With your seminar team, develop and deliver a 5-7 minute presentation that synthesizes what you have discovered about living a life-well lived through reading and discussion. Design an evocative experience for your audience that pulls together the meaningful texts, stories, images, and metaphors you have encountered in the unit.

Discuss the various ways in which the texts relate to or present an idea that connects to the first Central Question about a life well-lived. As you do so, develop an emerging team definition of what a life well-lived might involve, based on the texts you have read and the ideas of members of the team. Begin to think about how your ideas might be developed into a team presentation later in the unit.

Step 3

Form a team claim in response to the first Central Question. This is a first draft of a claim you will continue to reconsider throughout your team’s research, reading, and discussion process. Determine if using a Forming Evidence-Based Claims Tool will help you form your claim. If so, consider the central ideas from the texts you have read and discussed in this lesson as the details you will analyze and connect to form your claim.

In addition, make a list of any new inquiry questions that came up during your seminar discussion.

Step 4

Record the draft team claim and new inquiry questions in your Learning Log. Then write a personal response to the claim, reflecting on what you have learned from the text you read, the seminar discussion, and the process of comparing texts and what they say about living a life well-lived. Explain whether you might now see the text you have read as a guiding compass, and explain why.

Activity 4: Read

We will review the Supplemental Texts Handout and plan our next steps for individual reading and team research and discussion.

Step 1

As a team, review again the Supplemental Texts Handout in light of this seminar discussion and the claim and questions it has generated.
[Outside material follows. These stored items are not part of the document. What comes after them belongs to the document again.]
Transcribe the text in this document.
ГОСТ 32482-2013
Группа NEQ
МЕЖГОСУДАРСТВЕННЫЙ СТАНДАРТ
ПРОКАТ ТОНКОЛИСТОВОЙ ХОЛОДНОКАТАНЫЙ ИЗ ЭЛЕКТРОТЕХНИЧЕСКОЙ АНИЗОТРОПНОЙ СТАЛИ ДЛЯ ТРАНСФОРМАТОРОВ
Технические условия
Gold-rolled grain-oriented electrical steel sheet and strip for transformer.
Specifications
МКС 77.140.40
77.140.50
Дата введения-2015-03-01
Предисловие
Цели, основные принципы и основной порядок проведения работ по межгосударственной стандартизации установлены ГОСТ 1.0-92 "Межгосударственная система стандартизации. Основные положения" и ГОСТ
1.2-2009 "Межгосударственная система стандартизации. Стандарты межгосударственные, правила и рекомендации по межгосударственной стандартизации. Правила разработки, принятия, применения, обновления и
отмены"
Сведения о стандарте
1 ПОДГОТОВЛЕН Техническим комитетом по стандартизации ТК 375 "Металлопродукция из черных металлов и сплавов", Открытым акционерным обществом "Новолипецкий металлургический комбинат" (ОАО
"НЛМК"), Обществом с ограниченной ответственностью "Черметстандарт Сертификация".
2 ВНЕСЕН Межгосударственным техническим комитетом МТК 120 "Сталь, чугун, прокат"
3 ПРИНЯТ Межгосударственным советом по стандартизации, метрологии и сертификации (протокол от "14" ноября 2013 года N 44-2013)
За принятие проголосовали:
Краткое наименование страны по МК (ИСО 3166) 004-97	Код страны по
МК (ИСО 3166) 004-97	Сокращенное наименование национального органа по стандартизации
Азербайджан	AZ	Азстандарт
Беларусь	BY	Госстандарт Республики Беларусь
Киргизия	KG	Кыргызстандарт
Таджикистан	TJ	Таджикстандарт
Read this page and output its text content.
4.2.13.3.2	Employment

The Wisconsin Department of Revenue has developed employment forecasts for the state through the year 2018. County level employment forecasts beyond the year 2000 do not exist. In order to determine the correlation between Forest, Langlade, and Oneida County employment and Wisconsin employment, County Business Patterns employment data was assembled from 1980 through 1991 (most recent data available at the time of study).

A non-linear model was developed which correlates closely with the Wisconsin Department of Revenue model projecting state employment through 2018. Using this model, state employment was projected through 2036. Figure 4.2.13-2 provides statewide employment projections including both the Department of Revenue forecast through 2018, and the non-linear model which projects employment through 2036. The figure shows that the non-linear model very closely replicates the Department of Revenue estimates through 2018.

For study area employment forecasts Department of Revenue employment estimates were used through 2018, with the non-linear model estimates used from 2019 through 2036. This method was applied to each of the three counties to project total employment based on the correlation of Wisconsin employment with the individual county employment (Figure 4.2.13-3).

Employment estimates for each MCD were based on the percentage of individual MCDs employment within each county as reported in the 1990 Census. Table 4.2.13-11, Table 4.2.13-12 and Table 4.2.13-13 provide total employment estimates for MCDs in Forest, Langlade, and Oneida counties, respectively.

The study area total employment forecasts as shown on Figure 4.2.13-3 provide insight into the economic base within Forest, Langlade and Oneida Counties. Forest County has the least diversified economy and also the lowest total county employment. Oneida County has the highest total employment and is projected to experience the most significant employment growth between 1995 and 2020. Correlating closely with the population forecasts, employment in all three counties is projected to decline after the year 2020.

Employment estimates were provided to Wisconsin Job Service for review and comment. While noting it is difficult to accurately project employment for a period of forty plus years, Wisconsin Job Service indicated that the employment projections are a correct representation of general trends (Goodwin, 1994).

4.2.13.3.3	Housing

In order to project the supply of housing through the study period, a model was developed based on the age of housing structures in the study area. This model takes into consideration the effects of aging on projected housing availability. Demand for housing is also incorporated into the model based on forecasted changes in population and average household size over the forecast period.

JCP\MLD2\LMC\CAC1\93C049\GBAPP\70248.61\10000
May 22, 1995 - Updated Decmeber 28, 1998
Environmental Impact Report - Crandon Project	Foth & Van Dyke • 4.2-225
Identify new texts from the list that do the following:

  • relate closely to the team claim and the questions you have generated

  • relate to individual members’ topics and themes of interest or that have been previously listed as texts they want to read

  • are texts already read by one team member that a different member now wants to read

Step 2

As a team and as individuals, determine the next texts you will read for homework and discuss in the next seminar.

Activity 5: Read

For homework, we will read our next supplemental text.

Do a first reading of the text you were selected or been assigned by your seminar team. As you read, consider these questions:

  1. Why were you initially interested in this text as one you wanted to read and discuss? What about its key words or summary drew you to it?

  2. What are your first impressions of the text, the perspective of its author, and the central ideas it seems to be about?

  3. What do key words and details in the first section of the text suggest about its author’s perspective on life and view of the world?

  4. What stories does the author present to illustrate the central ideas of the text?